Compared with those traditional works students often learn early, the next was a treat rarely seen. August Bournonville's "The Jockey Dance" is a sweet duet for two men dressed as...jockeys. Ethan spoke about working with legendary teacher Stanley Williams on the piece when he was at SAB and danced it with Damien Woetzel. It's a playful, brotherly dance where the two compete with fast footwork and chase each other with their whips. The two students had great timing, but I'd much like to see maybe Ethan do this with his host Matt someday (haha)!

After that choreographer and joker Larry Keigwin joined the discussion. He and his company participated in a 3-week residency at UNCSA and he spoke about the creative process of working with the students. He definitely added spice to the evening. Matt asked something along the lines of "what was the day to day like during the residency?" and Larry replied, "We did laundry. We did laundry in our washing machines and we were being domestic." He joked about how our small New York apartments were so different from being down in Winston-Salem, NC.

What was important about his actual work was the process and the mentoring aspect, which both he and Ethan commented on. Ethan made a remark about the old fashioned idea of being a "diva" and thinking that no students or anybody can talk to a teacher because of his status. This is not the most effective way to work, he believed - and I couldn't agree more.

The program ended with a piece Keigwin worked on with the UNCSA students during his residency, called "Natural Selection." He explained it was someone influenced by the theme of survival of the fittest, and that was clear in the animalistic movements and aggression of the dancers. It was in this movement language the students appeared most comfortable.

The piece is filled with choreographic intrigue. At one point two men support a woman who runs perpendicular to the back wall. Later she runs up and climbs atop a pyramid of people to reach the wall. At another point, the dancers make a bridge, one after the other lining the front panel in backbends as someone crawls underneath. It's a great game of strength and the students played well, doing their dean and their school proud.

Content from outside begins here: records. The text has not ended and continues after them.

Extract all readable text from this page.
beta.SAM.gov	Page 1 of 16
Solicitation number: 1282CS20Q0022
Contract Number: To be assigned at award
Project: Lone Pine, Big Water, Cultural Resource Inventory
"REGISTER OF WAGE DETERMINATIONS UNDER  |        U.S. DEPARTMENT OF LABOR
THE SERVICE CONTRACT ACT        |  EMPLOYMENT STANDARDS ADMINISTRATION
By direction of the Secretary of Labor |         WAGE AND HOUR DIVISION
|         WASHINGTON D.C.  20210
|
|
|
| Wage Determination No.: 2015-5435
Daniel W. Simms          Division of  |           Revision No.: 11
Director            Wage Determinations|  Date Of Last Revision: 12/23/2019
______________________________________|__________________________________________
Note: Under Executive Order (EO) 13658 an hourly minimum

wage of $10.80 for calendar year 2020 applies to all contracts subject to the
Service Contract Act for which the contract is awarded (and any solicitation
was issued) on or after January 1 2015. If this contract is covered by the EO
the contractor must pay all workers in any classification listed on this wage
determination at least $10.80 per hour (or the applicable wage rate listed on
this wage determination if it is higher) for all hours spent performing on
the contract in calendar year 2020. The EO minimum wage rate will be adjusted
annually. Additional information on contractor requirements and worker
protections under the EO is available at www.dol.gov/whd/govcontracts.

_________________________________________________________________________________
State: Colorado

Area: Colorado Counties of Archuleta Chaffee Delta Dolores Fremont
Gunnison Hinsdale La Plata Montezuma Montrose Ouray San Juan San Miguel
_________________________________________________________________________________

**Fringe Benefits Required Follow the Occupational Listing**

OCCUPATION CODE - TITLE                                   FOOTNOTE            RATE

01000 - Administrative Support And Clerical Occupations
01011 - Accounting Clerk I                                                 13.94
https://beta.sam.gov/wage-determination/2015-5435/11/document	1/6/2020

Afterwards I enjoyed the lovely reception with Tonya (who wrote about the program here) and Doug. Oh and apparently there's more from the UNCSA students coming this weekend...


tonya said...

I really enjoyed reading this, Taylor! The students did seem really comfortable with Keigwin's movement vocabulary, right, and surprisingly so, to me -- I'd have thought it would have been the hardest. Good for them! That was one of the best Guggenheim programs.

Taylor said...

I know, I would have expected that to be the hardest as well!

Anonymous said...

I thoroughly enjoyed the evening and an added bonus was speaking with Ethan to express my appreciation for his hard work and dedication over the years with ABT and as reflected in this latest undertaking with NCSA.